По жалкому кварталу за стеклом справа налево прогрохотала неопрятная лавина в помаде, и Стадс выдыхает. Отклеившись от ламинированных плакатов за спиной, он подступает обратно к двери и приоткрывает ее, высунув свою порванную боксерскую грушу головы за угол, чтобы испытующе прищуриться вслед ничего не подозревающей битнице, пока она фланирует по Абингтонской улице, словно уходящая буря. Наслаждаясь прерогативой частного детектива наблюдать за другими без их ведома, он замечает, как в эту без того любопытную картину входит новый интригующий элемент: вверх по улице по траектории столкновения со спускающейся художницей двигается фигура в жилете и канотье поэта и чудилы в одном флаконе – а вернее, бутылке, – почти универсально аномального Бенедикта Перрита.

Стадс словно лицезрит таинственный ритуал – друг навстречу другу шли два характерных продукта древнейшего района Нортгемптона. Завидев Уорреншу, хмельной поэт разворачивается и делает несколько шагов туда, откуда пришел, прежде чем снова повернуться и плестись в направлении художницы, на сей раз сгибаясь от смеха. Сузив разноуровневые глаза, Стадс задается вопросом, что, если странное поведение Бена Перрита – какой-то пароль или сигнал. Быть может, эта якобы случайная встреча между всклокоченной художницей и одной из ее нынешних моделей не такая уж и случайная. С пускающими корни подозрениями он наблюдает, как Уорренша нехарактерно для себя чмокает Перрита в щеку – вот со Стадсом она так не здоровается, – а затем после минуты-двух разговора имеет место тайная передача – сменяют руки деньги или, возможно, послание. Дряхлая парочка – заговорщики, гротескные возлюбленные или Уорренша достигла возраста, когда приходится платить алкоголикам, чтобы те разрешали их поцеловать? Когда пара наконец расстается и каждый идет своей соответственной дорогой вверх или вниз по скату улицы, Стадс ныряет обратно в библиотеку, размышляет, что как бы ни лег ветер и куда бы ни дула фишка, он теперь почти уверен, что Бен Перрит замешан в деле Блейка по самые мутные обиженные глазенки. Стадсу остается только узнать, как именно.

Ради этого он углубляется в изменившуюся и лишь местами знакомую библиотеку.

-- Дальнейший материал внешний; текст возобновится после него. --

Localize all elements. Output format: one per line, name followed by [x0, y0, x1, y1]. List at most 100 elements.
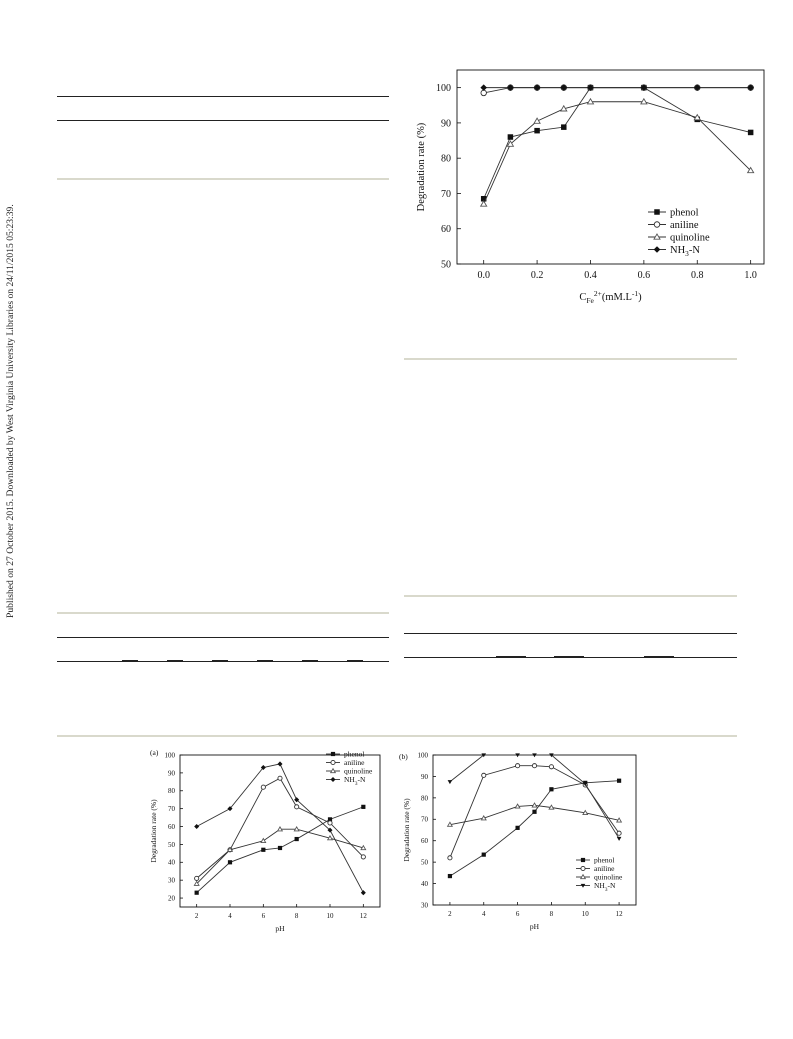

Он ориентируется по высоким окнам на Абингтонскую улицу в северной стене, откуда профильтрованный дневной свет изливается на стенды, место которых когда-то занимала газетная читальня. Он еще помнит перечень местных босяков, однажды занимавших давно пропавшие кресла, особенно активно интересуясь новостями, если шел дождь. Были там Безумный Билл, Безумный Чарли, Безумный Фрэнк, Безумный Джордж и Безумный Джо, а иногда и Свистун Уолтер, контуженый ветеран Первой мировой войны, – единственный член этой компании, который страдал от заметных психических расстройств. А все остальные были всего лишь бездомными и нетрезвыми, хоть местный фольклор и насчитывал во владении каждого многоквартирные дома в ближайших городках. По всей видимости, этот предполагаемый статус эксцентричных миллионеров придумывался ради оправдания, чтобы не подавать мелочь обделенным – по крайней мере, так бы сделал сам Стадс. Следуя через главный конкорс почтенного заведения, он вспоминает чуть не ускользнувшего от памяти члена этого списка начитанных бомжей, а именно У. Г. Дэвиса, который под этими самыми высокими окнами среди бормочущей и наверняка вшивой компании давным-давно корябал свою «Автобиографию супербродяги». А если подумать, разве Дэвис не сотрудничал с одним из героев Уорренши – кокни-оккультистом и художником Остином Спейром – в работе над периодическим изданием об искусстве «Форма»? Как понимает Стадс, Спейр – эдвардианский чудила, который как-то раз заявил, что в предыдущей инкарнации был Уильямом Блейком, – хотя эта связь кажется слишком хрупкой, чтобы удовлетворить нанимателя. Пустышка. Стадс неохотно смиряется, что придется зарыться глубже.